In some areas the Prairie Lizard shares with the Red-lipped Plateau Lizard a type of distribution known as parapatric overlap where the ranges of the two lizards lie adjacent to each other, but the ranges do not intergrade or overlap. It is easily distinguished from the Red-lipped Lizard by lacking the reddish orange coloration on the lips and chin, by the lack of blue throat patches, and by having distinct white longitudinal stripes along the body rather than a pattern of black dorsolateral zigzag markings. It is identified from the Sagebrush Lizard, with whom it may share habitat with in sympatric overlap, by lacking the black-white-black stripe and granular scales on the back of the thigh and by missing the black shoulder patch. It also shares sympatric overlap with the Earless Lizard and is distinguished from them by having a distinct ear opening, prominent white dorsolateral stripes, and a longer tail.

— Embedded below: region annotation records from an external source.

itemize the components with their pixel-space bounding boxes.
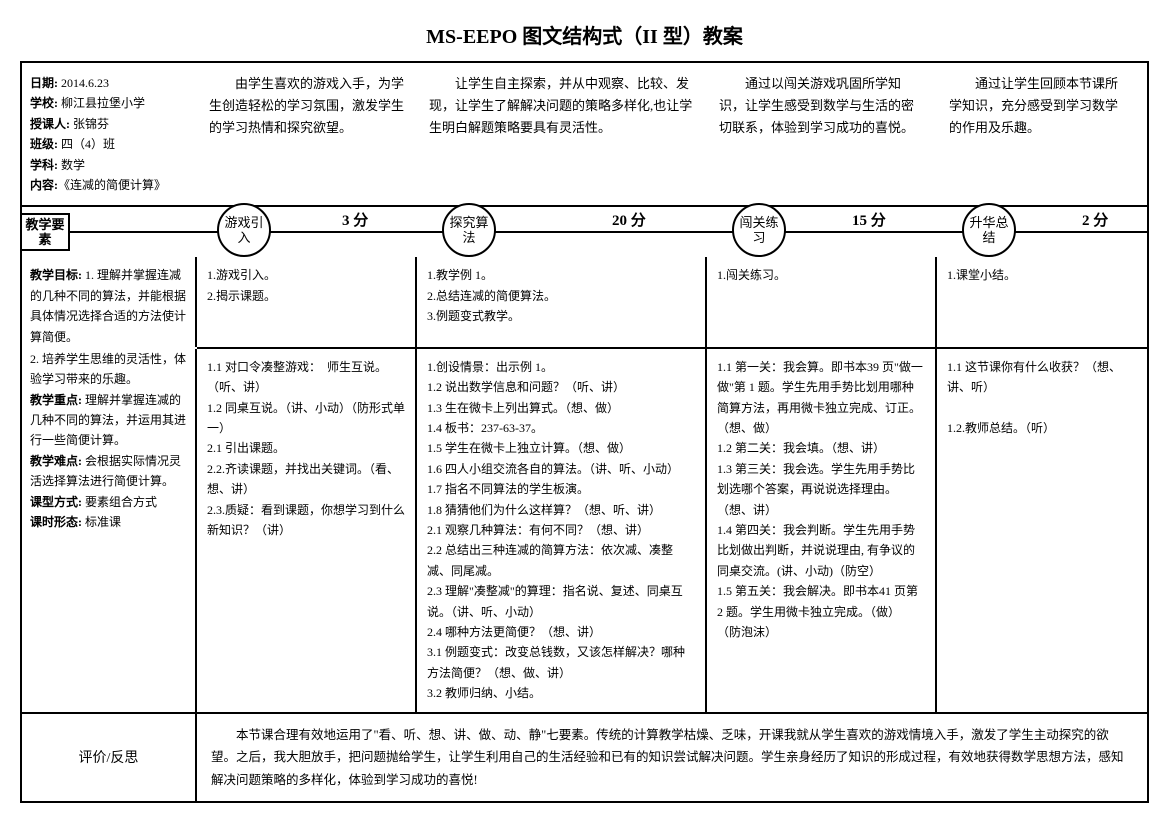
content-label: 内容: <box>30 178 58 192</box>
date-value: 2014.6.23 <box>61 76 109 90</box>
phase-desc-3: 通过以闯关游戏巩固所学知识，让学生感受到数学与生活的密切联系，体验到学习成功的喜… <box>707 63 937 205</box>
timeline: 教学要素 游戏引入3 分探究算法20 分闯关练习15 分升华总结2 分 <box>22 207 1147 257</box>
summary-3: 1.闯关练习。 <box>707 257 937 347</box>
evaluation-row: 评价/反思 本节课合理有效地运用了"看、听、想、讲、做、动、静"七要素。传统的计… <box>22 712 1147 802</box>
phase-desc-1: 由学生喜欢的游戏入手，为学生创造轻松的学习氛围，激发学生的学习热情和探究欲望。 <box>197 63 417 205</box>
left-info-bottom: 2. 培养学生思维的灵活性，体验学习带来的乐趣。教学重点: 理解并掌握连减的几种… <box>22 349 197 712</box>
phase-time-2: 20 分 <box>612 209 646 230</box>
phase-node-2: 探究算法 <box>442 203 496 257</box>
subject-label: 学科: <box>30 158 58 172</box>
phase-node-4: 升华总结 <box>962 203 1016 257</box>
teacher-label: 授课人: <box>30 117 70 131</box>
date-label: 日期: <box>30 76 58 90</box>
meta-info: 日期: 2014.6.23 学校: 柳江县拉堡小学 授课人: 张锦芬 班级: 四… <box>22 63 197 205</box>
phase-time-3: 15 分 <box>852 209 886 230</box>
detail-row: 2. 培养学生思维的灵活性，体验学习带来的乐趣。教学重点: 理解并掌握连减的几种… <box>22 349 1147 712</box>
teacher-value: 张锦芬 <box>73 117 109 131</box>
subject-value: 数学 <box>61 158 85 172</box>
left-info-top: 教学目标: 1. 理解并掌握连减的几种不同的算法，并能根据具体情况选择合适的方法… <box>22 257 197 347</box>
school-value: 柳江县拉堡小学 <box>61 96 145 110</box>
detail-3: 1.1 第一关：我会算。即书本39 页"做一做"第 1 题。学生先用手势比划用哪… <box>707 349 937 712</box>
summary-4: 1.课堂小结。 <box>937 257 1147 347</box>
element-tab: 教学要素 <box>20 213 70 251</box>
school-label: 学校: <box>30 96 58 110</box>
class-value: 四（4）班 <box>61 137 115 151</box>
top-section: 日期: 2014.6.23 学校: 柳江县拉堡小学 授课人: 张锦芬 班级: 四… <box>22 63 1147 207</box>
evaluation-label: 评价/反思 <box>22 714 197 802</box>
class-label: 班级: <box>30 137 58 151</box>
detail-2: 1.创设情景：出示例 1。1.2 说出数学信息和问题？（听、讲）1.3 生在微卡… <box>417 349 707 712</box>
detail-1: 1.1 对口令凑整游戏： 师生互说。（听、讲）1.2 同桌互说。（讲、小动）（防… <box>197 349 417 712</box>
detail-4: 1.1 这节课你有什么收获？（想、讲、听） 1.2.教师总结。（听） <box>937 349 1147 712</box>
summary-row: 教学目标: 1. 理解并掌握连减的几种不同的算法，并能根据具体情况选择合适的方法… <box>22 257 1147 349</box>
content-value: 《连减的简便计算》 <box>58 178 166 192</box>
phase-desc-2: 让学生自主探索，并从中观察、比较、发现，让学生了解解决问题的策略多样化,也让学生… <box>417 63 707 205</box>
phase-time-1: 3 分 <box>342 209 368 230</box>
phase-desc-4: 通过让学生回顾本节课所学知识，充分感受到学习数学的作用及乐趣。 <box>937 63 1137 205</box>
phase-node-3: 闯关练习 <box>732 203 786 257</box>
phase-descriptions: 由学生喜欢的游戏入手，为学生创造轻松的学习氛围，激发学生的学习热情和探究欲望。 … <box>197 63 1147 205</box>
summary-2: 1.教学例 1。2.总结连减的简便算法。3.例题变式教学。 <box>417 257 707 347</box>
phase-node-1: 游戏引入 <box>217 203 271 257</box>
lesson-frame: 日期: 2014.6.23 学校: 柳江县拉堡小学 授课人: 张锦芬 班级: 四… <box>20 61 1149 803</box>
evaluation-text: 本节课合理有效地运用了"看、听、想、讲、做、动、静"七要素。传统的计算教学枯燥、… <box>197 714 1147 802</box>
page-title: MS-EEPO 图文结构式（II 型）教案 <box>20 20 1149 49</box>
summary-1: 1.游戏引入。2.揭示课题。 <box>197 257 417 347</box>
phase-time-4: 2 分 <box>1082 209 1108 230</box>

They are small to medium sized lizards with snout-vent lengths of about 2 inches. Their dorsal surface is made of overlapping and weakly keeled scales; the ventral scales are smooth, somewhat overlapping, and polygonal or lance shaped. They have a grayish, brown, or tan background with a pair of distinct pale or white dorsolateral stripes running from behind the eye to the base of the tail; there are often black spots or squiggles scattered on either side of these stripes. They also have a wider gray stripe running midline down the back. The belly is white. Neither sex has throat patches but males do have black-bordered, blue patches along the sides of the abdomen.
Clutch size is 4-8 eggs and, depending on the age and breeding condition, females usually lay two and sometimes three clutches from mid May through mid July. Hatchlings begin to appear in late July through September. Sexual maturity is reached in the 2nd year.